Le Louvre et sa pyramide en juillet 2014 - Photo Hernan Irastorza - Creative Commons.
Le Louvre et sa pyramide en juillet 2014 - Photo Hernan Irastorza - Creative Commons.

Comme il parait loin le temps où la France se targuait de ses millions
de touristes qui se bousculaient dans ses rues, ses monuments, pour ne
pas en rater une goute. Très loin… Un an déjà ! Entretemps, une
minuscule infection nommée Coronavirus, et une maladie la Covid-19, sont passées par là, imposant un strict confinement de deux mois au pays de
Cocagne ; promettant le pire pour les mois qui suivraient sur
l’activité touristique.

En effet, la Covid a créé le vide, y compris et surtout dans la ville la plus visitée au monde, Paris.
Si le marasme touche toutes les régions françaises, la Capitale se
distingue par la fuite de ses touristes, notamment les riches
étrangers. Mais où sont passés les Américains, les Japonais, les
hordes de Chinois prêts à dépenser leur euros par milliers ? Au Sacré
Cœur, près de la Tour Eiffel, sur les Champs Élysées, nulle trace de
ces touristes-nourriciers de l’économie estivale française. Car avec
ses plus de 80 millions de visiteurs par an, cette manne représente
plus de 7% de l’économie nationale. Et que feront les Français, sortis
essorés du confinement ? Compenseront-ils ces pertes ? Se
montreront-ils fourmis, même cet été ?

Cet été, les touristes en France seront français !
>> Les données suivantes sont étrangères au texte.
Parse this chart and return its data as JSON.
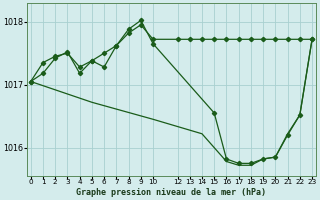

Paris n’est pas la seule concernée. Tout l’Hexagone souffre d’une
saison ensoleillée à l’encéphalogramme totalement plat. Certes, la
période des vacances vient de commencer, et le pire n’est jamais sûr.
Les entreprises de tourisme s’accrochent, en effet, à un dernier
espoir : que les Français redécouvrent les charmes fous de leur propre
territoire. Les chiffres leur donnent raison, puisque 83% des Français
envisagent des séjours en vacances, malgré la crise sanitaire. Mieux
encore, 67% d’entre eux prévoient de rester en France. Sans compter
les habituels Belges, Suisses, et Espagnols qui ne devraient pas
manquer à l’appel des atouts paysagers, culturels et culinaires de
leur voisin.

Face à ce défi économique, le gouvernement ne reste pas les bras ballants, en soutenant la filière, du moins, en lui évitant le pire par
des aides financières : « Le tourisme fait probablement face à la pire
épreuve de son histoire moderne, alors même que c’est un des fleurons
de l’économie française, son sauvetage est donc une priorité nationale

» déclarait Edouard Philippe dès le mois de juin. Ainsi, plus de
62.000 de ses entreprises liées au tourisme ont bénéficié de 6,2
milliards d’euros de prêts garantis par L’État.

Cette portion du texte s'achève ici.